View full nutritional breakdown of Bacon-Cheddar Cauliflower Chowder calories by ingredient


Introduction

Adapted from Iowa Girl Eats Adapted from Iowa Girl Eats
Number of Servings: 6

Ingredients

    8 slices center-cut bacon, chopped (half used for garnish)
    2 tbsp onion flakes
    2 tbsp dried garlic
    salt & pepper
    .8 medium head of cauliflower, broken into small pieces
    2 Tablespoons water
    2 Tablespoons almond flour
    3 cups chicken broth, divided
    1 cup full fat coconut milk
    1 cup light cream
    1 tbsp red pepper flakes
    2 cups shredded sharp cheddar cheese
    1 tbsp psyllium husk powder

Directions

Whisk together flour, psyllium husk, and 1/4 cup chicken broth in a small bowl then set aside.

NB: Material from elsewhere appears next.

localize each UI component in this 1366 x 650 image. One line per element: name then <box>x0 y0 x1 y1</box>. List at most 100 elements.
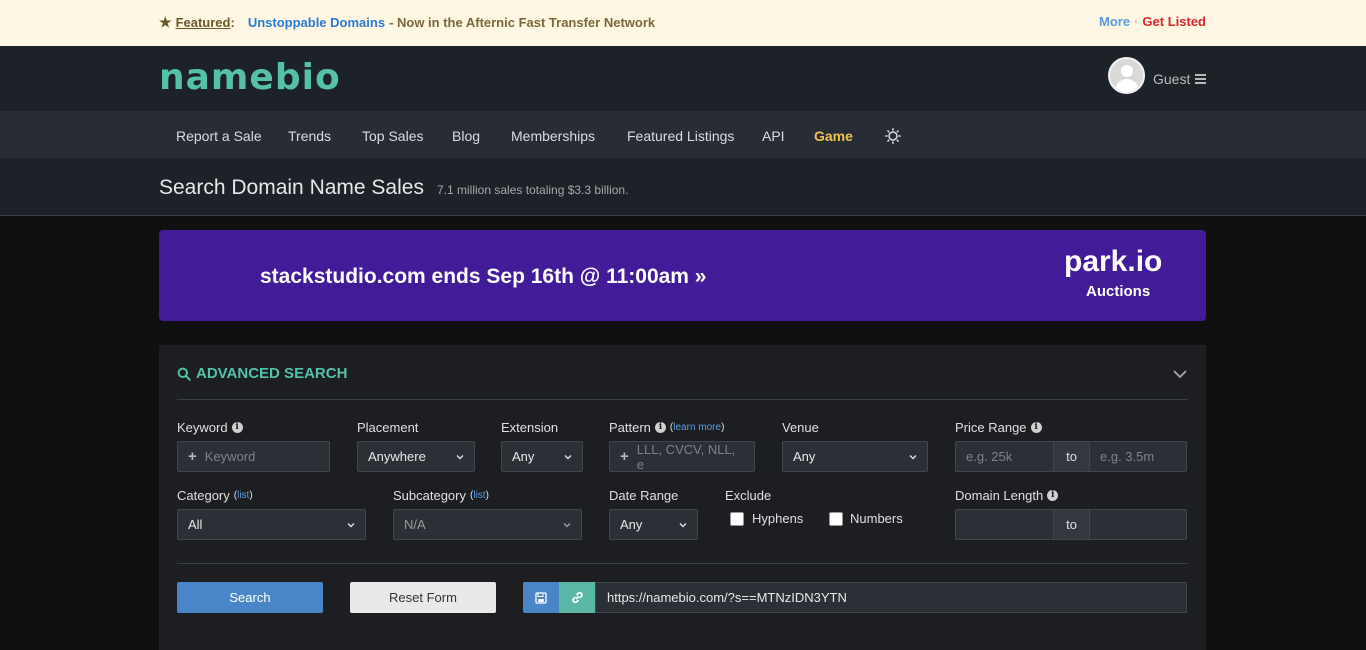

Saute bacon in a large soup pot over medium heat until crisp. Using a slotted spoon, transfer bacon to a paper towel-lined plate.

Add cauliflower and onion flakes to the potand stir to combine. Add water then place a lid on top and steam cauliflower until tender, stirring a couple times, about 5-7 minutes.

Add remaining chicken broth, coconut milk, light cream, and turn up heat to bring to a boil.

Slowly whisk in flour/chicken broth mixture while stirring, then turn down heat and simmer for 3-4 minutes, or until chowder has thickened. Add red pepper flakes and use and immersion blender to blend into a thick stew.

Turn off heat then stir in 2 cups cheddar cheese until smooth, then stir in cooked bacon.